La metafora della “cecità” risponde all’idea poetica di una condizione emotiva ed intellettuale che forza e stimola uno sguardo interiore, strumento essenziale per la meditazione del mondo (come ricorda Wallace Stevens).
Una meditazione personale, prolungata, che se praticata consepevolmente porta ad una nuova consapevolezza, nata dalla profonda crisi vissuta, ovvero l’intuizione di poter davvero fare qualcosa di più di diverso e di migliore per noi stessi e per gli altri.
Il lockdown 2020, pur nella sua asprezza tragica e desolante, sembra lasciare questo messaggio nella bottiglia.
E detta contemplazione, proattiva e portatrice sana di nuova armonia, si svolge attraverso gli “oggetti” della testimonianza visiva realizzata “ciecamente” dal nostro viaggiatore, fuori e dentro di noi.

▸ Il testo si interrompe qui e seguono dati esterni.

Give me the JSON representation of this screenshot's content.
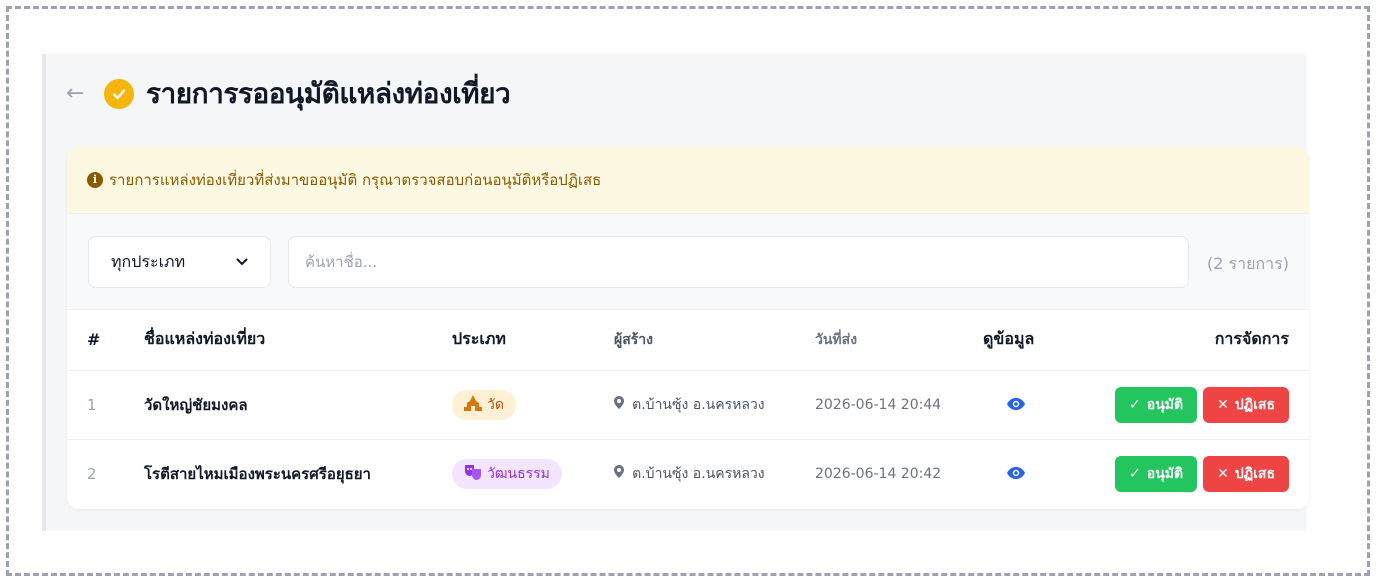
{
  "header": {
    "title": "รายการรออนุมัติแหล่งท่องเที่ยว"
  },
  "notice": {
    "text": "รายการแหล่งท่องเที่ยวที่ส่งมาขออนุมัติ กรุณาตรวจสอบก่อนอนุมัติหรือปฏิเสธ"
  },
  "filters": {
    "type_select_value": "ทุกประเภท",
    "search_placeholder": "ค้นหาชื่อ...",
    "search_value": "",
    "count_text": "(2 รายการ)"
  },
  "table": {
    "headers": {
      "num": "#",
      "name": "ชื่อแหล่งท่องเที่ยว",
      "type": "ประเภท",
      "creator": "ผู้สร้าง",
      "date": "วันที่ส่ง",
      "view": "ดูข้อมูล",
      "actions": "การจัดการ"
    },
    "rows": [
      {
        "num": "1",
        "name": "วัดใหญ่ชัยมงคล",
        "type": "วัด",
        "type_icon": "temple-icon",
        "creator": "ต.บ้านซุ้ง อ.นครหลวง",
        "date": "2026-06-14 20:44",
        "approve": "อนุมัติ",
        "reject": "ปฏิเสธ"
      },
      {
        "num": "2",
        "name": "โรตีสายไหมเมืองพระนครศรีอยุธยา",
        "type": "วัฒนธรรม",
        "type_icon": "theater-masks-icon",
        "creator": "ต.บ้านซุ้ง อ.นครหลวง",
        "date": "2026-06-14 20:42",
        "approve": "อนุมัติ",
        "reject": "ปฏิเสธ"
      }
    ]
  },
  "colors": {
    "accent_yellow": "#f5b50b",
    "approve_green": "#22c55e",
    "reject_red": "#ef4444",
    "view_blue": "#2563eb",
    "notice_bg": "#fdf8e1"
  }
}
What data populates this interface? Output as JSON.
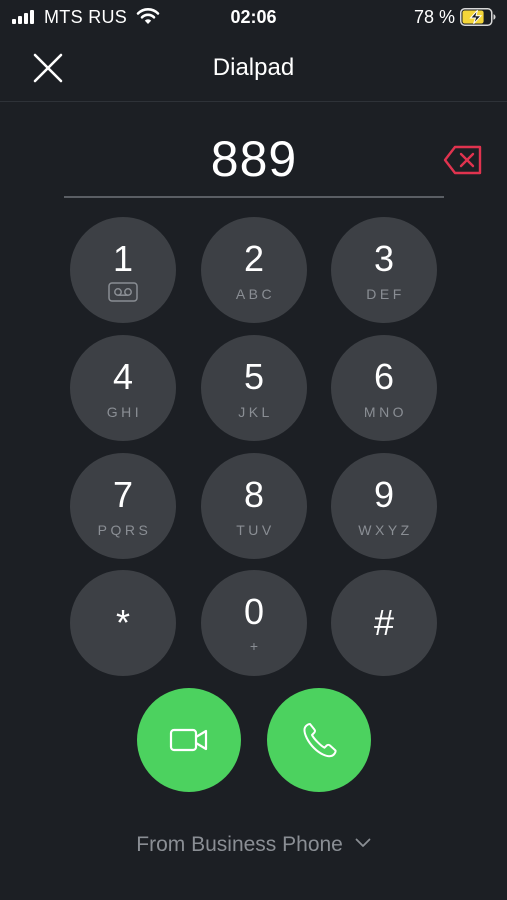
{
  "status_bar": {
    "carrier": "MTS RUS",
    "time": "02:06",
    "battery_percent": "78 %",
    "battery_level": 0.78
  },
  "header": {
    "title": "Dialpad"
  },
  "display": {
    "number": "889"
  },
  "keypad": {
    "keys": [
      {
        "digit": "1",
        "letters": "",
        "icon": "voicemail-icon"
      },
      {
        "digit": "2",
        "letters": "ABC"
      },
      {
        "digit": "3",
        "letters": "DEF"
      },
      {
        "digit": "4",
        "letters": "GHI"
      },
      {
        "digit": "5",
        "letters": "JKL"
      },
      {
        "digit": "6",
        "letters": "MNO"
      },
      {
        "digit": "7",
        "letters": "PQRS"
      },
      {
        "digit": "8",
        "letters": "TUV"
      },
      {
        "digit": "9",
        "letters": "WXYZ"
      },
      {
        "digit": "*",
        "letters": ""
      },
      {
        "digit": "0",
        "letters": "+"
      },
      {
        "digit": "#",
        "letters": ""
      }
    ]
  },
  "actions": {
    "video_call_icon": "video-camera-icon",
    "voice_call_icon": "phone-icon",
    "accent_color": "#4cd25f",
    "backspace_color": "#e0334f"
  },
  "from": {
    "label": "From Business Phone"
  }
}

Un viaggiatore che cammina lungo le frontiere di un nuovo mondo all’improvviso – un mondo segreto - e ci dà del tu.
Giorgio Leone, fotografo, che fotografa “ciecamente” la realtà disabitata e nuda della sua città.
Fotografa di “amore cieco” che non trasmette una interpretazione e una estetica composta per l’arte di stupire ( o di compiacersi), ma si sorprende nell’attostesso di rivelarsi “drammaticamente” fedele al corpo della sua città, spogliato da un imprevedibile vento che ha cambiato le abitudini delle nostre vite. Le nostre vite.
Un “punto di corona” come nelle partiture musicali, ad interrompere e modificare il tempo e quindi il ritmo, a “lasciare in sospeso” il fraseggio che, dopo, una volta ripreso, certo non sarà come prima.
Accadimenti, eventi, che trasformano una città in deserto ( o camminiamo sempre in un deserto dove per illusione ci appare una città? Una fortezza Bastiani ne Il Deserto dei Tartari?)
Leone ci rende protagonisti, insieme a lui, di un unico e lungo piano sequenza. Camminiamo e pensiamo, intercettiamo suoni e frammenti di messaggi, intermittenze aeree, parole, linee e onde di frequenze - linee e onde - scheletri di pietre e tempo che batte il tempo – pietro e tempo - in un duello che è anche un giro di giostra. Ferma.
Fermi tutti. Stop. Responsabilmente.
Nel frattempo le insensibili nubi passano e chi sopravvive avrà motivo di dire che è andata bene.